The solution, if the industry wants to make the rhetoric match the reality, in the eyes of these two lawyers (which I agree with) is:
"While Sharia principles seem harmonious with the nature of asset-backed securitisation, for securitisation to become more mainstream in the GCC, three prerequisites will be required: firstly, investors will need to demonstrate a commercial desire to take the risk (and reward) associated with the true sale of assets in an asset-backed structure, including the management of those assets in a default scenario; secondly, those companies seeking finance will need to demonstrate a desire to sell their assets (which will have accounting and shareholder equity implications); and thirdly, a robust legal framework will need to evolve as bankruptcy and asset-selling laws in many jurisdictions in the GCC remain opaque and militate against securitisation structures."
These three points are important and have not been the focus of the future of sukuk as much as they should be.

The prime example for a sukuk which does use an asset-backed securitization structure that has run into trouble (and therefore is instructive when compared with recent defaults of unsecured asset-based sukuk) is the East Cameron sukuk. This sukuk was a musharaka between the issuer SPV and an oil-and-gas exploration & production company. The asset was an overriding royalty interest (ORRI) and the two parties split the production from the musharaka assets (natural gas), which was then sold to make periodic payments and redeem the sukuk.

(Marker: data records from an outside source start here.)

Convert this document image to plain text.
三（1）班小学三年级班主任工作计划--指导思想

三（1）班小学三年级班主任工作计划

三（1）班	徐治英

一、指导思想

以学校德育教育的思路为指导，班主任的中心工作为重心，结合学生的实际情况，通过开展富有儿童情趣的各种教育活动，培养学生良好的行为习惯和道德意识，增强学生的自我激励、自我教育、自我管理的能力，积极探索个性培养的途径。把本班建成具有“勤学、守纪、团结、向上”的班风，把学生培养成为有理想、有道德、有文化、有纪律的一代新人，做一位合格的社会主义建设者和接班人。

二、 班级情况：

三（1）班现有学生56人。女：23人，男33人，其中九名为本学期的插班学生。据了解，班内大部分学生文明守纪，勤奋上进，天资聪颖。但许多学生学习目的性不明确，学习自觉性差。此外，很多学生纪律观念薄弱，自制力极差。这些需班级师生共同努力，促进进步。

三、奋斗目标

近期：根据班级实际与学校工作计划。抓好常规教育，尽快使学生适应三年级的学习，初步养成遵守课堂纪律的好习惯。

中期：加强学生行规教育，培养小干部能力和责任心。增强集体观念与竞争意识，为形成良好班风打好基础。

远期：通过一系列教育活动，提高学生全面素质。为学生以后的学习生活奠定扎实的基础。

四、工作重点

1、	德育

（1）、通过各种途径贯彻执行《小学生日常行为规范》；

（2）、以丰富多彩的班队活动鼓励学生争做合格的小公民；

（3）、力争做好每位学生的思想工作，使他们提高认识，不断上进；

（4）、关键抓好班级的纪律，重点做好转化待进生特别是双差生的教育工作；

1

The transfer of the ORRI to the musharaka SPV was a true sale and this has been upheld in the bankruptcy court overseeing the reorganization of East Cameron Partners. According to documents filed in the bankruptcy court, the sukuk investors have provided debtor-in-possession financing to the company and a reorganization plan is expected to be submitted sometime in January 2010. However, for the discussion of ABS structures for sukuk, the idea of using a true sale rather than a sale of beneficial interest that is common in unsecured sukuk has shown to protect sukuk investors by giving them rights to the underlying asset that is insulated from the claims of other creditors.

Of course, this case occurred in the U.S. where the legal system is more developed in terms of understanding and resolving claims regarding asset-backed securitizations than in other jurisdictions where sukuk are issued. The ability to take this example and generalize to sukuk issued elsewhere is, therefore, limited. However, lack of generality does not make it a useless exercise.